Got a microscope a few weeks back on ebay, a used Olympus BX51. Generally I’m very happy with it with one exception… under plane polarized light, grains are appear lighter or darker based on orientation and often look a bit iridescent. The image above of an experimentally deformed quartzite was taken in “plane” polarized light. I put “plane” in quotes because there’s clearly something else going on. The large grains (all quartz) should all be equally illuminated. I’ve seen this effect in a lot of scopes over the years, so I know it is pretty common. I just couldn’t stomach having this problem with my new microscope though so I started disassembling the thing trying to isolate the problem (be careful if you try this at home lest the iris diaphragm on your condensing lens fall out… it took me all afternoon to get that thing back together). It turns out that the problem is with the lower polarizer. If you take it out and put the upper polarizer in its place in the light column this doesn’t happen.

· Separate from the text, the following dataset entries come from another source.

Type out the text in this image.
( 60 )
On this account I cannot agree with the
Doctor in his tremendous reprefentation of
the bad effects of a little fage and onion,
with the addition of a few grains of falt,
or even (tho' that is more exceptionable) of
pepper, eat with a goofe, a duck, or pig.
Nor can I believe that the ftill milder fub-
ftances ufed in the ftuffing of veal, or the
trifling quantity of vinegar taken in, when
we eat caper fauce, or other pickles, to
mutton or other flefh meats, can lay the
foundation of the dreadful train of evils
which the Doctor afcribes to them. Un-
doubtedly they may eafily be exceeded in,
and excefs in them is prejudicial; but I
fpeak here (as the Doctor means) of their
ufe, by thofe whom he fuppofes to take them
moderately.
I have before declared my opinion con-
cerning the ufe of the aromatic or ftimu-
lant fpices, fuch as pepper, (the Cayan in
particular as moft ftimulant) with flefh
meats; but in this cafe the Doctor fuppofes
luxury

I posted this to the microstructure forum on facebook and was told this is known as “false pleochroism.” Apparently it’s a problem unique to Olympus and some other scopes. I’m still waiting for the Olympus contact in my area to respond regarding the availability of a replacement polarizer.
This issue can actually be fairly distracting in some thin sections, e.g. Olive turns pleochroic blue. I’m equally interested though in what that polarizer (or it’s coating) could possibly be doing to the light passing through it. This does not make any sense to my intro-to-optical-mineralogy understanding of polarized light. Any ideas out there?